Les pays de la péninsule arabique semblaient en fait fermés à l’opéra pour des raisons irrévocables de nature religieuse, culturelle et politique, et ainsi personne n’aurait pu imaginer, il y a encore très peu de temps, qu’en 2011, grâce à un souverain éclairé, le sultan Qābūs, serait née la Royal Opera House Muscat (en français Mascate, capitale du sultanat d’Oman), le premier théâtre d’opéra dans la région. Suivi en 2016 par Dubai, qui à dire vrai, se consacre presque exclusivement à des genres musicaux plus commerciaux et touristiques. Et l’on vient d’apprendre que l’Arabie Saoudite a l’intention de construire trois opéras dans ses principales villes.
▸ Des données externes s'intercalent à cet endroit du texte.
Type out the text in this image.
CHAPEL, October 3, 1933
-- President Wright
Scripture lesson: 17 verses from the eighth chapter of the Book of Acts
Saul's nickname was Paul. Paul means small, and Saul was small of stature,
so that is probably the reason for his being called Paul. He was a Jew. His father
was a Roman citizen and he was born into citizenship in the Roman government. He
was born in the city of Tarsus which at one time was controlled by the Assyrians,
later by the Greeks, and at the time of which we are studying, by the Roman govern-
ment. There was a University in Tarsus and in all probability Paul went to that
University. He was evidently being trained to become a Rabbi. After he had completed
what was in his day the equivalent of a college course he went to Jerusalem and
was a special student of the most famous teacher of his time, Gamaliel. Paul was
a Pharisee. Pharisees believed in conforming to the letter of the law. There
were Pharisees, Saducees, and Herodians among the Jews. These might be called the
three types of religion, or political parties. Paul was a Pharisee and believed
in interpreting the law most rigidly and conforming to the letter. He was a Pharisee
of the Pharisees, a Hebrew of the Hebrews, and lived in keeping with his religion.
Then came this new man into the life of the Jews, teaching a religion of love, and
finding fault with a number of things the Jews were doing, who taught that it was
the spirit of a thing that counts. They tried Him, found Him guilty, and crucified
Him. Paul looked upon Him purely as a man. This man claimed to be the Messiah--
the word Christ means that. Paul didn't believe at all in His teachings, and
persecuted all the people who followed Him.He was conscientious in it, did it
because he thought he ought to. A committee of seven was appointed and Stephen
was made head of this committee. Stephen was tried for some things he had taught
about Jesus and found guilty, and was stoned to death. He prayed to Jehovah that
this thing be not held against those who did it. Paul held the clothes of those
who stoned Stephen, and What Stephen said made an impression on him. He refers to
La ROH Muscat n’est pas seulement le premier opéra ouvert dans la péninsule arabique, mais pour le nombre et la qualité des spectacles, c’est aussi l’opéra le plus importante sur un territoire immense qui s’étend entre Europe et Chine. Pour donner une idée de son activité, rappelons que de janvier à avril, ont été proposés Madama Butterfly, La Traviata, La scala di seta et Lakmé. En outre des ballets et des concerts qui vont de la Symphonie N°3 de Mahler à Zucchero Fornaciari – et un grand festival de musique populaire, avec des artistes du monde entier, parce que la ROH Muscvat ne veut pas être une réserve à musique occidentale, mais accueille toutes les musiques, avec une attention spéciale, et légitime, à la musique arabe.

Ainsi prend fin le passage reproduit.